16. Notes on ‘Tax Rules and Regulations’
Tax on Income
Corporate Income Tax (CIT)
Individual Income Tax (IIT)
Tax on Transactions
Value Added Tax
Consumption Tax
Tax on Specific Objectives
Land Appreciation Tax
Tax on Resource
Resources Tax
Tax on Property
Real Estate Tax
Tax on Behavior
Vehicle and Vessel Tax
Tax Levied by the Customs
Custom Duties
Tax Levied by Finance Department
Deed Tax
17. Notes on ‘Reasons for Going Public’
• By going public, a company can create a market for its stock. In general, stock in a public company is much
more liquid than stock in a private enterprise. Liquidity is created for the investors, institutions, founders,
owners and venture capital professionals. Investors of the company may be able to buy or sell the stock
more readily upon completion of the public offering. This liquidity can elevate the value of the
corporation.
• By offering stock for sale to the public, a company can access a substantial source of corporate funding. If
a company needs to raise capital, it can sell stock (equity) or it can issue bonds(debt securities). An initial
equity offering can bring immediate proceeds to a company. These funds may be used for a variety of
purposes including; growth and expansion, retiring existing debt, corporate marketing and development,
acquisition capital and corporate diversity.
18. Notes on ‘Privatization’
• Privatization is the incidence or process of transferring ownership of a business, enterprise, agency, public
service or property from the public sector (the state or government) to the private sector (businesses that
operate for a private profit) or to private non-profit organizations.

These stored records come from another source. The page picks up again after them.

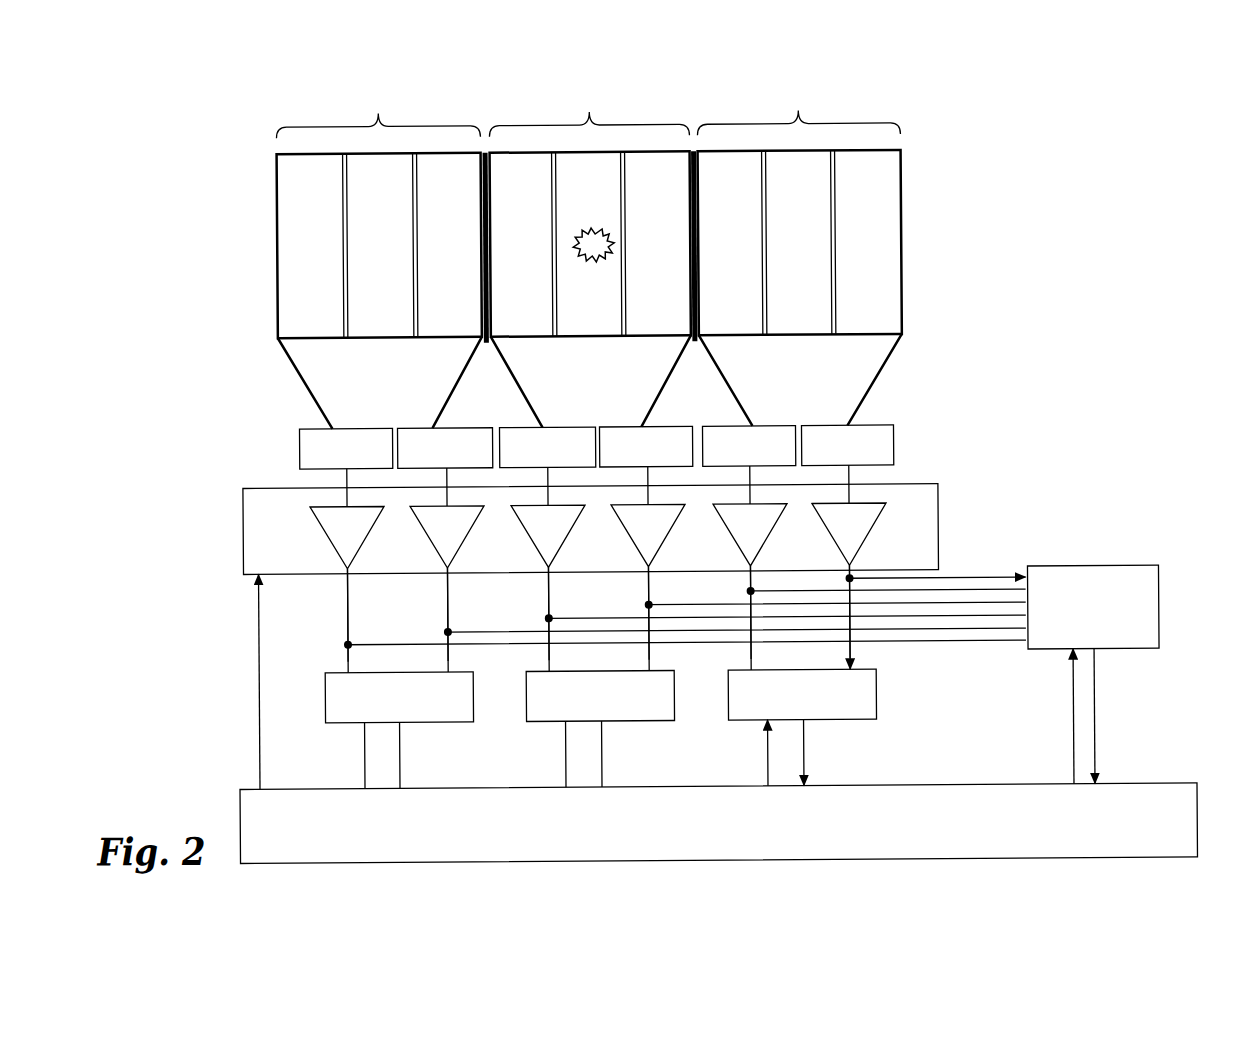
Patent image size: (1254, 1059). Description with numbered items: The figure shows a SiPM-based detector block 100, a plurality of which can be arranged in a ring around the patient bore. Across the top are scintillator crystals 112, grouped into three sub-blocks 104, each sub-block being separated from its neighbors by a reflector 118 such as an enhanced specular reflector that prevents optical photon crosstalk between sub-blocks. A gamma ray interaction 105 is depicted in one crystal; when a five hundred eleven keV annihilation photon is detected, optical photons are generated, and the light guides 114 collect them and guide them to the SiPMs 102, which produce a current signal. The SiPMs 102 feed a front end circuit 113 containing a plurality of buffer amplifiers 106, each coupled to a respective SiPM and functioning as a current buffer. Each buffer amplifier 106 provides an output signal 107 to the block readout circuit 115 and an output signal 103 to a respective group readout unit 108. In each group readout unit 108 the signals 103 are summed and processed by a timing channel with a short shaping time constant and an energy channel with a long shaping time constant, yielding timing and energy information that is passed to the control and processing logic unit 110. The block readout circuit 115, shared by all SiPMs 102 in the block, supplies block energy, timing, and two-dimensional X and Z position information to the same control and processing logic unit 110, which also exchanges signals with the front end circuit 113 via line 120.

The detector block 100 is at (1106, 168).
The SiPMs 102 is at (894, 455).
The output signal 103 is at (333, 568).
The sub-block 104 is at (589, 209).
The gamma ray interaction 105 is at (584, 233).
The buffer amplifier 106 is at (868, 528).
The output signal 107 is at (1020, 652).
The group readout unit 108 is at (324, 722).
The control and processing logic unit 110 is at (1193, 826).
The scintillator crystals 112 is at (797, 167).
The front end circuit 113 is at (243, 539).
The light guides 114 is at (874, 376).
The block readout circuit 115 is at (1158, 604).
The reflector 118 is at (490, 178).
The feedback line 120 is at (258, 697).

• Share Issue Privatization – The selling of shares on the stock market
• Asset Sale Privatization – Selling of an entire organization to a strategic investor, usually by auction.
• Voucher Privatization – Distributing shares of ownership to all citizens at an extremely low price.
• Privatization from Below – Start – up of new private businesses in formerly socialist countries.
19. Notes on ‘ Advantages of Going Private’
• Lack of Government Intervention: It is argued governments make poor economic managers. They are
motivated by political pressures rather than sound economic and business sense. For example a state
enterprise may employ surplus workers which is inefficient. The government may be reluctant to get rid of
the workers because of the negative publicity involved in job losses. Therefore, state owned enterprises
often employ too many workers increasing inefficiency.
• Increased Differentiation: Often privatization of state owned monopolies occurs alongside deregulation –
i.e. policies to allow more firms to enter the industry and increase the competitiveness of the market. It is
this increase in competition that can be the greatest spur to improvements in efficiency.
20. Notes on ‘Disadvantages of Being Private’
• Less Transparency: When private companies agree to contracts from the government, especially long-term
ones, the companies can begin to cut corners to increase profits. Unless the contracts include specific
reporting criteria, these businesses' modes of operation may prove difficult to monitor.
• Lack of Financing Options: The greater number of financing options available to public companies are
listed below:
– The issuance of additional stock in a secondary offering
– An exercise of warrants, where stockholders have the right to purchase additional shares in a
company at predetermined prices. When many shareholders with warrants exercise their option to
purchase additional shares, the company receives an infusion of capital.
– Other investors are more likely to invest in a company via a private offering of stock when a
mechanism to sell their stock is in place should the company be successful.